With commendable idealism Mr. SIDNEY PATERNOSTER considers The Great Gift (LANE) to be Love, and brings a certain seriousness to bear upon his theme. Hugh Standish, ex-newsboy, is at the age of twenty-five partner of an important shipping firm, as well as large holder in a book-selling business, which, in his leisure, he has so successfully run that it is "floated with a capital of £100,000 and over-subscribed" (incidentally rejoice, ye novelists!). At forty-six he is the whole shipping firm and a Cabinet Minister to boot. I would ask Mr. PATERNOSTER if such a man, who has, ex hypothesi, been so busy that he needs the sight of an out-of-work being tended and caressed by his faithful wife in a London Park to suggest to him that there exists such a thing as Love, with a capital L; needs also a later conversation with the same out-of-work to convince him that there is really something the matter with the industrial system (and wouldn't it be a good idea to do something about it now one is a Cabinet Minister?)—I ask Mr. PATERNOSTER, I say, if this is the sort of man to take it all so sweetly when the girl of his choice prefers his cousin and secretary to him? I think not. Our author has woven his story without any reference to the play of circumstance upon his characters. I am afraid he has shirked the difficult labour of artistic plausibility, and I leave it to moralists to decide whether his excellent intentions and sentiments redeem this æsthetic offence.
Weird o' the Pool (MURRAY) may be described as a subterranean book. I mean that its characters are frequently to be found in secret passages and caves and places unknown to law-abiding citizens. The scenes of this story of incident are laid in Scotland at the beginning of last century, and Mr. ALEXANDER STUART makes things move at such a pace that for a hundred pages or so I could not keep up with him. Then two kind ladies had a conversation, and the confusion which had invaded my mind was suddenly and completely cleared away. The pace after this dispersal is as brisk as ever, but it is quite easy to keep up with it. All the same, I cannot help thinking that Mr. STUART has overcrowded his canvas, and that his tale would be the better for the removal of a few of his plotters and counter-plotters from it.

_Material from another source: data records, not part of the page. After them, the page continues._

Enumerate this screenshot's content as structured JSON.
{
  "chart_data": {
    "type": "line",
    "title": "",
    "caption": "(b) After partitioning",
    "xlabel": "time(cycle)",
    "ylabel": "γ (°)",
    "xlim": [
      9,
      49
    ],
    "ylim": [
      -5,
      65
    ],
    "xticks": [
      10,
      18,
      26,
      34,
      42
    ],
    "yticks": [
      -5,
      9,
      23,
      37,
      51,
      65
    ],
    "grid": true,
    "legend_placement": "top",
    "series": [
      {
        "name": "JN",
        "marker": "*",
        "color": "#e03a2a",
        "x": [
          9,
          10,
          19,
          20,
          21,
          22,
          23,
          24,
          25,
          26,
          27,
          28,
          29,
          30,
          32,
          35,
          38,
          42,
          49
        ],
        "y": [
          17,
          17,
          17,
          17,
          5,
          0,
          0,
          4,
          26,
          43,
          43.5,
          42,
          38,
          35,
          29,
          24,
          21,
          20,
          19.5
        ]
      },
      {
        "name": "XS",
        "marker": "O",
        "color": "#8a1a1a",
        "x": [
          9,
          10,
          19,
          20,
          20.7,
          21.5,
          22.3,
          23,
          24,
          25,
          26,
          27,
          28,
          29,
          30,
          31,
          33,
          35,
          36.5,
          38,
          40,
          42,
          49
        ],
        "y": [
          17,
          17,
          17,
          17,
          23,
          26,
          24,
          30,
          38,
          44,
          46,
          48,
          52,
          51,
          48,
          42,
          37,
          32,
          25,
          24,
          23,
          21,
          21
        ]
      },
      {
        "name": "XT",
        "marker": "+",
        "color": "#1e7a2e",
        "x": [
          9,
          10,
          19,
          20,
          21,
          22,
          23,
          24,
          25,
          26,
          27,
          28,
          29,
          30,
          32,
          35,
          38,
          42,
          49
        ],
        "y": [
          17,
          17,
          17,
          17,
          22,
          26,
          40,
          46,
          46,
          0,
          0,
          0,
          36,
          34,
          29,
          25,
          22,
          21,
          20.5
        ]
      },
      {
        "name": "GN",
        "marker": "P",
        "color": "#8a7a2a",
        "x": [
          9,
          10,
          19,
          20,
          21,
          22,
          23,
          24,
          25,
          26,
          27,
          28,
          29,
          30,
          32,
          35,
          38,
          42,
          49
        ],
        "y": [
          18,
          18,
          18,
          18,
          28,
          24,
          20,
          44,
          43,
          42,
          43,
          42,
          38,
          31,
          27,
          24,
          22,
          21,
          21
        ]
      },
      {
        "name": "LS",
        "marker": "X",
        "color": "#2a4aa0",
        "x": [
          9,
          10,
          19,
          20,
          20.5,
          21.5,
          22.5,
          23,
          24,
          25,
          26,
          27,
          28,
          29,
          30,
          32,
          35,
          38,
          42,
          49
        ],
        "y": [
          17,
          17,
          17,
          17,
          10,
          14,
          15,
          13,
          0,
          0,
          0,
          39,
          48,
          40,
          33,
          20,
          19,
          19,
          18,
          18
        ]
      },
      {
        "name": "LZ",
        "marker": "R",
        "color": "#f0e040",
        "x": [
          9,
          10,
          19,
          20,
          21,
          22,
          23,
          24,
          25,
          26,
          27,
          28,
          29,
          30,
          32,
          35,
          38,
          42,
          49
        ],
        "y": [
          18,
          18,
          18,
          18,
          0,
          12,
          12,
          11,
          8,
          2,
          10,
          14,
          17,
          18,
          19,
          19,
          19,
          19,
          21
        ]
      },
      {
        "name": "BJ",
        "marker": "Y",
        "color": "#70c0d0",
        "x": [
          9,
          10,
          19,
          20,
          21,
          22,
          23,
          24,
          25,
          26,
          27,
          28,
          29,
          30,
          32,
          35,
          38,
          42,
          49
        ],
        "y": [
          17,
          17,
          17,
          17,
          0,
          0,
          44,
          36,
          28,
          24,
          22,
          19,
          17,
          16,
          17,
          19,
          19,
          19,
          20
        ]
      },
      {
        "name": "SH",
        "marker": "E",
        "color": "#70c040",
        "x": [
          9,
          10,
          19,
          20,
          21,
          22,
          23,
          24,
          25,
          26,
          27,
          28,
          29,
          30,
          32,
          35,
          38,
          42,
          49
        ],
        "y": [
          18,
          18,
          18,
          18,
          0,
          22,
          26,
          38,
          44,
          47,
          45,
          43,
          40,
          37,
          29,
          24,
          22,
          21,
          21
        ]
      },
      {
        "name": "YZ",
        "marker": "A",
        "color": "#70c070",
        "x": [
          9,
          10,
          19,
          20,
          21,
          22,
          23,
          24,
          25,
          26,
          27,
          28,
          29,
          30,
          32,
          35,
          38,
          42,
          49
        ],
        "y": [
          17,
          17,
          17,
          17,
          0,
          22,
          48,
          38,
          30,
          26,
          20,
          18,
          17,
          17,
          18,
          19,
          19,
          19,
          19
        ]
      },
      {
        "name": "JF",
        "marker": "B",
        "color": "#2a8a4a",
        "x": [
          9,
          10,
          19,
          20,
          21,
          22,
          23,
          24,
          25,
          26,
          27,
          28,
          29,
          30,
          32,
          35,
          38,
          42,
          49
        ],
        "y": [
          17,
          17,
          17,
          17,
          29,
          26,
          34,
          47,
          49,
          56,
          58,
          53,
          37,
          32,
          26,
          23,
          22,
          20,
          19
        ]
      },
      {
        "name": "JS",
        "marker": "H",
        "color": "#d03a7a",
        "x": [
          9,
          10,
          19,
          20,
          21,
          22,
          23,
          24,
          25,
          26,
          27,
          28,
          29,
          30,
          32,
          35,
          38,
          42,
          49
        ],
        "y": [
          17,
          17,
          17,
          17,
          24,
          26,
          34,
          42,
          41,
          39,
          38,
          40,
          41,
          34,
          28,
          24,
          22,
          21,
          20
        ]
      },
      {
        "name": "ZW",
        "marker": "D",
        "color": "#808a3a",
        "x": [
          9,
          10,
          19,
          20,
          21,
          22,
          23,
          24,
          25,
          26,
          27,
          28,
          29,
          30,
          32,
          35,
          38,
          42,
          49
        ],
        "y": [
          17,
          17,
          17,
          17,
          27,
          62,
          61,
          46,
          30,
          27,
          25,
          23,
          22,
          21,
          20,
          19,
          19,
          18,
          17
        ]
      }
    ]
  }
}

I have never yet said a good word for a synopsis, but I do not mind admitting that I could put up with one here.
"Auntie Madge" (who writes the weekly letter to the darling kiddies in "Mummy's Own Magazine"). "NOISY LITTLE BEASTS! I SHALL NEVER DO ANY DECENT WORK IN THIS ATMOSPHERE."
Suggested by the Kaiser-Tsar Revelations.
Willy-Nilly. Willingly or unwillingly.
Willy-Nikky. Of malice aforethought.